College Football Trade Deadline

By: Kipp Branch

TheSouthernSportsEdition.com news services

An all too frequent headline in college football today is player x from named institution has entered the NCAA Transfer Portal.

Listed Below are the rules according to the NCAA pulled from their website:

Transfer Process:

Academic year in residence: Under the basic transfer regulations, you must spend an academic year in residence at the school to which you are transferring.

If you transfer from a four-year college to an NCAA school, you must complete one academic year in residence at the new school before you can play for or receive travel expenses from the new school, unless you qualify for a transfer exception or waiver.

To satisfy an academic year in residence, you must be enrolled in and successfully complete a full-time program of studies for two-full semesters or three-full quarters. Summer school terms and part-time enrollment do not count toward fulfilling an academic year in residence.

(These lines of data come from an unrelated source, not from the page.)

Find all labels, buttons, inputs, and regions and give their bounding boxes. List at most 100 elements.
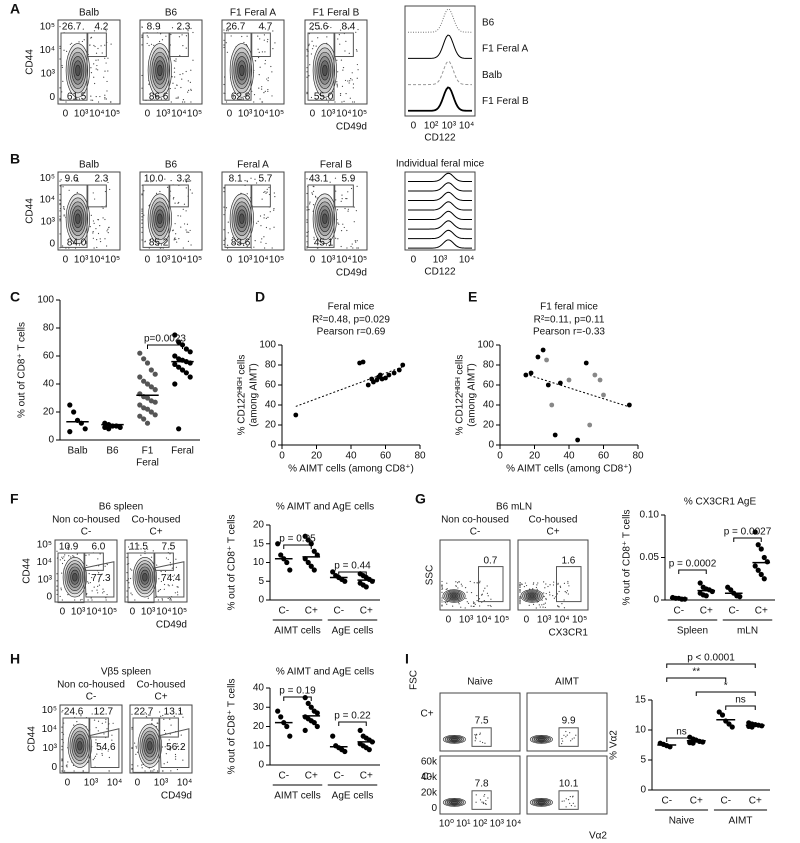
event-dot <box>180 734 182 736</box>
y-tick-label: 15 <box>635 695 647 706</box>
event-dot <box>273 226 275 228</box>
event-dot <box>161 574 163 576</box>
event-dot <box>558 590 560 593</box>
y-tick-label: 0 <box>49 238 55 249</box>
event-dot <box>165 35 167 37</box>
event-dot <box>339 93 342 95</box>
x-tick-label: 0 <box>524 615 530 626</box>
event-dot <box>168 739 170 741</box>
x-tick-label: Balb <box>67 446 87 457</box>
event-dot <box>141 764 143 766</box>
event-dot <box>151 722 153 725</box>
event-dot <box>82 28 84 30</box>
event-dot <box>258 87 260 89</box>
group-label: mLN <box>737 626 758 637</box>
event-dot <box>63 214 65 216</box>
event-dot <box>476 582 478 584</box>
x-tick-label: 0 <box>497 451 503 462</box>
event-dot <box>170 101 172 103</box>
event-dot <box>144 770 146 772</box>
event-dot <box>552 594 554 597</box>
event-dot <box>270 65 272 68</box>
event-dot <box>261 51 263 53</box>
dot <box>709 588 715 595</box>
event-dot <box>177 586 179 588</box>
y-tick-label: 0 <box>640 785 646 796</box>
event-dot <box>483 801 485 803</box>
event-dot <box>306 219 308 221</box>
contour <box>72 572 78 582</box>
bracket <box>666 737 697 742</box>
event-dot <box>190 88 192 90</box>
event-dot <box>306 71 308 73</box>
event-dot <box>61 745 63 747</box>
event-dot <box>130 577 132 580</box>
event-dot <box>223 239 225 241</box>
event-dot <box>96 589 98 591</box>
event-dot <box>268 193 271 196</box>
contour <box>142 572 148 582</box>
event-dot <box>158 40 161 43</box>
y-axis-label: % out of CD8⁺ T cells <box>227 514 238 610</box>
event-dot <box>349 80 351 82</box>
event-dot <box>306 247 308 249</box>
plot-title: B6 <box>165 8 178 19</box>
event-dot <box>571 796 574 798</box>
dot <box>342 578 348 584</box>
event-dot <box>223 32 225 34</box>
event-dot <box>543 603 545 605</box>
event-dot <box>352 247 354 249</box>
event-dot <box>68 555 70 557</box>
event-dot <box>549 584 551 586</box>
dot <box>287 733 293 739</box>
panel-label: H <box>10 651 20 667</box>
event-dot <box>474 602 476 604</box>
event-dot <box>158 711 161 713</box>
event-dot <box>173 67 176 69</box>
gate-value: 0.7 <box>483 556 497 567</box>
event-dot <box>306 231 308 233</box>
event-dot <box>141 222 143 224</box>
annotation: * <box>724 681 728 692</box>
event-dot <box>59 233 61 235</box>
event-dot <box>91 576 93 579</box>
event-dot <box>73 724 75 726</box>
event-dot <box>256 182 258 184</box>
event-dot <box>93 44 95 47</box>
event-dot <box>104 98 106 100</box>
event-dot <box>446 603 448 605</box>
event-dot <box>87 599 89 601</box>
event-dot <box>190 89 192 92</box>
event-dot <box>107 750 109 752</box>
event-dot <box>337 71 339 73</box>
event-dot <box>96 753 98 755</box>
y-tick-label: 10⁴ <box>37 557 52 568</box>
event-dot <box>141 34 143 36</box>
event-dot <box>149 239 152 241</box>
gate <box>307 32 335 101</box>
event-dot <box>149 714 151 716</box>
gate <box>142 32 170 101</box>
event-dot <box>268 186 270 189</box>
stat-label: R²=0.11, p=0.11 <box>534 315 605 326</box>
gate <box>89 728 120 769</box>
event-dot <box>99 95 101 98</box>
event-dot <box>466 601 468 603</box>
event-dot <box>519 600 521 602</box>
event-dot <box>66 766 68 768</box>
event-dot <box>106 728 108 730</box>
event-dot <box>152 770 154 772</box>
x-tick-label: C- <box>673 606 684 617</box>
event-dot <box>70 556 72 558</box>
event-dot <box>575 734 577 736</box>
event-dot <box>356 185 358 187</box>
y-tick-label: 10⁵ <box>37 540 52 551</box>
event-dot <box>570 740 572 742</box>
event-dot <box>335 199 337 201</box>
event-dot <box>187 80 189 82</box>
y-tick-label: 5 <box>258 576 264 587</box>
x-tick-label: C- <box>333 606 344 617</box>
dot <box>535 354 541 360</box>
plot-title: Non co-housed <box>57 680 125 691</box>
event-dot <box>99 553 101 555</box>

Exception: If you meet a legislated exception, it means a specific regulation will not apply to you.

The school to which you are transferring determines whether you are eligible and has the authority to apply exceptions.

One-time transfer exception: If you transfer from a four-year school, you may be immediately eligible to compete at your new school if you meet ALL the following conditions:

You are academically and athletically eligible at your previous four-year school.

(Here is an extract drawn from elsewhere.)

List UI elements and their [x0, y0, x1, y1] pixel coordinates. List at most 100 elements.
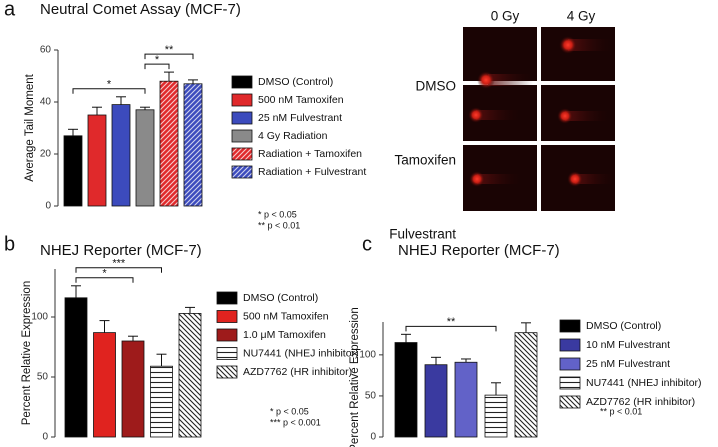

You receive a transfer-release agreement from your previous four-year school.

Waiver: An action that sets aside an NCAA rule because a specific, extraordinary circumstance prevents you from meeting the rule. An NCAA school may file a waiver on your behalf; you cannot file a waiver for yourself. The school does not administer the waiver, the conference office or NCAA does.

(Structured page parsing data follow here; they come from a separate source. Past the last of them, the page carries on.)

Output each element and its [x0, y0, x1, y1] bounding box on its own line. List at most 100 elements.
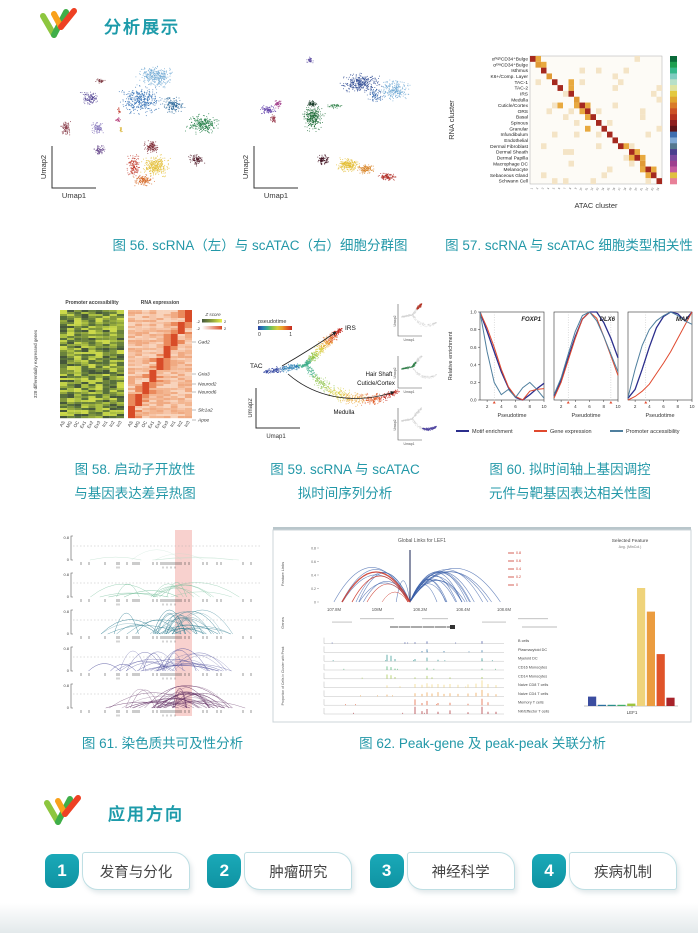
section-title-applications: 应用方向 — [108, 804, 184, 824]
svg-text:17: 17 — [617, 187, 622, 192]
application-number-badge: 1 — [45, 854, 79, 888]
caption-fig60-line2: 元件与靶基因表达相关性图 — [489, 486, 651, 501]
svg-text:IRS: IRS — [520, 91, 528, 97]
svg-text:In2: In2 — [108, 420, 116, 428]
application-item-1: 1 发育与分化 — [45, 852, 190, 890]
caption-fig59: 图 59. scRNA 与 scATAC 拟时间序列分析 — [255, 458, 435, 506]
svg-text:MG: MG — [65, 420, 73, 429]
brand-logo-icon — [40, 8, 77, 38]
svg-text:Macrophage DC: Macrophage DC — [493, 161, 528, 167]
svg-text:10: 10 — [578, 187, 583, 192]
application-item-2: 2 肿瘤研究 — [207, 852, 353, 890]
svg-text:Basal: Basal — [516, 115, 528, 121]
svg-text:8: 8 — [568, 187, 572, 190]
svg-text:Dermal Fibroblast: Dermal Fibroblast — [490, 144, 529, 150]
svg-text:23: 23 — [650, 187, 655, 192]
application-item-3: 3 神经科学 — [369, 852, 515, 890]
page-bottom-shade — [0, 903, 698, 933]
svg-text:Umap1: Umap1 — [264, 191, 288, 200]
caption-fig60: 图 60. 拟时间轴上基因调控 元件与靶基因表达相关性图 — [445, 458, 695, 506]
application-number-badge: 4 — [531, 854, 566, 888]
svg-text:ATAC cluster: ATAC cluster — [574, 201, 618, 210]
application-label: 疾病机制 — [568, 852, 677, 890]
section-header-analysis: 分析展示 — [38, 8, 180, 42]
svg-text:Ex2: Ex2 — [86, 420, 94, 430]
svg-text:Isthmus: Isthmus — [511, 68, 528, 74]
svg-text:αʰⁱᵍʰCD34⁺Bulge: αʰⁱᵍʰCD34⁺Bulge — [492, 57, 529, 63]
application-item-4: 4 疾病机制 — [531, 852, 677, 890]
svg-text:Cuticle/Cortex: Cuticle/Cortex — [498, 103, 529, 109]
svg-text:328 differentially expressed g: 328 differentially expressed genes — [33, 329, 38, 398]
svg-text:Schwann Cell: Schwann Cell — [499, 179, 528, 185]
svg-text:In3: In3 — [115, 420, 123, 428]
svg-text:7: 7 — [562, 187, 566, 190]
caption-fig62: 图 62. Peak-gene 及 peak-peak 关联分析 — [359, 736, 606, 751]
svg-text:1: 1 — [529, 187, 533, 190]
svg-text:21: 21 — [639, 187, 644, 192]
svg-text:Umap1: Umap1 — [62, 191, 86, 200]
fig61-coaccessibility-arcs: 0.800.800.800.800.80 — [63, 530, 261, 717]
svg-text:Spinous: Spinous — [511, 121, 529, 127]
svg-text:19: 19 — [628, 187, 633, 192]
svg-text:9: 9 — [573, 187, 577, 190]
svg-text:Melanocyte: Melanocyte — [503, 167, 528, 173]
application-label: 发育与分化 — [82, 852, 190, 890]
svg-text:AS: AS — [59, 420, 66, 428]
svg-text:3: 3 — [540, 187, 544, 190]
svg-text:RNA cluster: RNA cluster — [447, 100, 456, 140]
svg-text:Infundibulum: Infundibulum — [501, 132, 528, 138]
svg-text:22: 22 — [644, 187, 649, 192]
svg-text:In1: In1 — [101, 420, 109, 428]
svg-text:Umap2: Umap2 — [241, 155, 250, 179]
svg-text:18: 18 — [622, 187, 627, 192]
svg-text:ORS: ORS — [518, 109, 528, 115]
svg-text:TAC-2: TAC-2 — [514, 86, 528, 92]
caption-fig60-line1: 图 60. 拟时间轴上基因调控 — [489, 462, 651, 477]
svg-text:Sebaceous Gland: Sebaceous Gland — [490, 173, 528, 179]
fig58-diff-heatmap: 328 differentially expressed genes Promot… — [33, 300, 227, 430]
svg-text:TAC-1: TAC-1 — [514, 80, 528, 86]
svg-text:RNA expression: RNA expression — [141, 300, 179, 306]
caption-fig59-line2: 拟时间序列分析 — [297, 486, 393, 501]
fig56-umap-scrna: Umap1 Umap2 — [39, 65, 220, 200]
svg-text:5: 5 — [551, 187, 555, 190]
svg-text:Promoter accessibility: Promoter accessibility — [65, 300, 119, 306]
svg-text:16: 16 — [611, 187, 616, 192]
application-number-badge: 2 — [207, 854, 242, 888]
svg-text:2: 2 — [535, 187, 539, 190]
caption-fig56: 图 56. scRNA（左）与 scATAC（右）细胞分群图 — [112, 238, 408, 253]
section-header-applications: 应用方向 — [42, 795, 184, 829]
svg-text:Endothelial: Endothelial — [504, 138, 528, 144]
svg-text:Ex3: Ex3 — [93, 420, 101, 430]
fig57-correlation-heatmap: αʰⁱᵍʰCD34⁺BulgeαˡᵒʷCD34⁺BulgeIsthmusK6+/… — [447, 55, 677, 210]
svg-text:OC: OC — [72, 419, 80, 428]
svg-text:15: 15 — [606, 187, 611, 192]
svg-text:Medulla: Medulla — [511, 97, 528, 103]
svg-text:K6+/Comp. Layer: K6+/Comp. Layer — [491, 74, 529, 80]
application-list: 1 发育与分化 2 肿瘤研究 3 神经科学 4 疾病机制 — [45, 852, 677, 890]
svg-text:4: 4 — [546, 187, 550, 190]
svg-text:12: 12 — [589, 187, 594, 192]
fig56-umap-scatac: Umap1 Umap2 — [241, 56, 411, 200]
caption-fig57: 图 57. scRNA 与 scATAC 细胞类型相关性 — [445, 238, 693, 253]
caption-fig58: 图 58. 启动子开放性 与基因表达差异热图 — [40, 458, 230, 506]
application-label: 肿瘤研究 — [244, 852, 353, 890]
section-title-analysis: 分析展示 — [104, 17, 180, 37]
caption-fig59-line1: 图 59. scRNA 与 scATAC — [270, 462, 420, 477]
svg-text:Dermal Papilla: Dermal Papilla — [497, 155, 529, 161]
svg-text:20: 20 — [633, 187, 638, 192]
svg-text:Dermal Sheath: Dermal Sheath — [496, 150, 528, 156]
application-number-badge: 3 — [369, 854, 404, 888]
caption-fig58-line2: 与基因表达差异热图 — [74, 486, 196, 501]
application-label: 神经科学 — [406, 852, 515, 890]
caption-fig61: 图 61. 染色质共可及性分析 — [81, 736, 244, 751]
svg-text:Umap2: Umap2 — [39, 155, 48, 179]
svg-text:24: 24 — [655, 187, 660, 192]
svg-text:αˡᵒʷCD34⁺Bulge: αˡᵒʷCD34⁺Bulge — [493, 62, 528, 68]
brand-logo-icon — [44, 795, 81, 825]
svg-text:11: 11 — [584, 187, 589, 192]
svg-text:6: 6 — [557, 187, 561, 190]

After you digest the rules it seems simple right? That’s where the lawyers come in and that’s where the NCAA has lost total control of the entire process.

Questions/Thoughts:

What extraordinary circumstance allowed Justin Fields to be ruled immediately eligible at Ohio State?

Did the NCAA deem Fields was mentally scarred because of his botched fake punt attempt at UGA last fall with the SEC Title game hanging in the balance?

Yes, we all know OSU’s quarterback from last year now plays for the Washington Redskins.

Why wasn’t Jacob Eason granted immediate eligibility at Washington after he left UGA last season?

Former UGA TE Luke Ford was denied immediate eligibility at Illinois because he wanted to be closer to a sick relative. Are you kidding me NCAA?

Former Auburn QB Malik Willis transferred to Liberty University. He was waiting for a ruling on his eligibility from the NCAA.

Liberty learned this week that Willis’s appeal had been denied. Really NCAA? Was Liberty a threat to make the College Football Playoff this fall, or are you still mad at Hugh Freeze for breaking the rules at Ole Miss?

GT head coach Geoff Collins blasted NCAA’s decision not to grant former Florida defensive end Antonneous Clayton immediate eligibility at Tech saying that the NCAA does not have the best interest of the student athlete in mind.

Well coach the NCAA seems to have Ohio State’s best interests in mind and apparently not the best interests of student athletes who want to attend GT, Washington, Illinois, or Liberty.

The NCAA created this mess, and now it is time for them to clean it up, or have they allowed free agency to settle in for college football?

Maybe it’s a coin flip by the NCAA to determine eligibility and Ohio State adopted the tails never fails policy to get Fields cleared to play. You just never know.

Maybe put Jake Fromm in charge of the portal after he is done at UGA. He created a lot of this mess by winning the UGA QB job, or mandate NCAA member institutions to not post depth charts until 24 hours before the first scheduled game each season.

Fix this mess NCAA, your exceptions are not consistent. Where you stand on a college football depth chart is not an extraordinary circumstance.

At this rate college football will have an October 15th trading deadline in the next 10-15 years.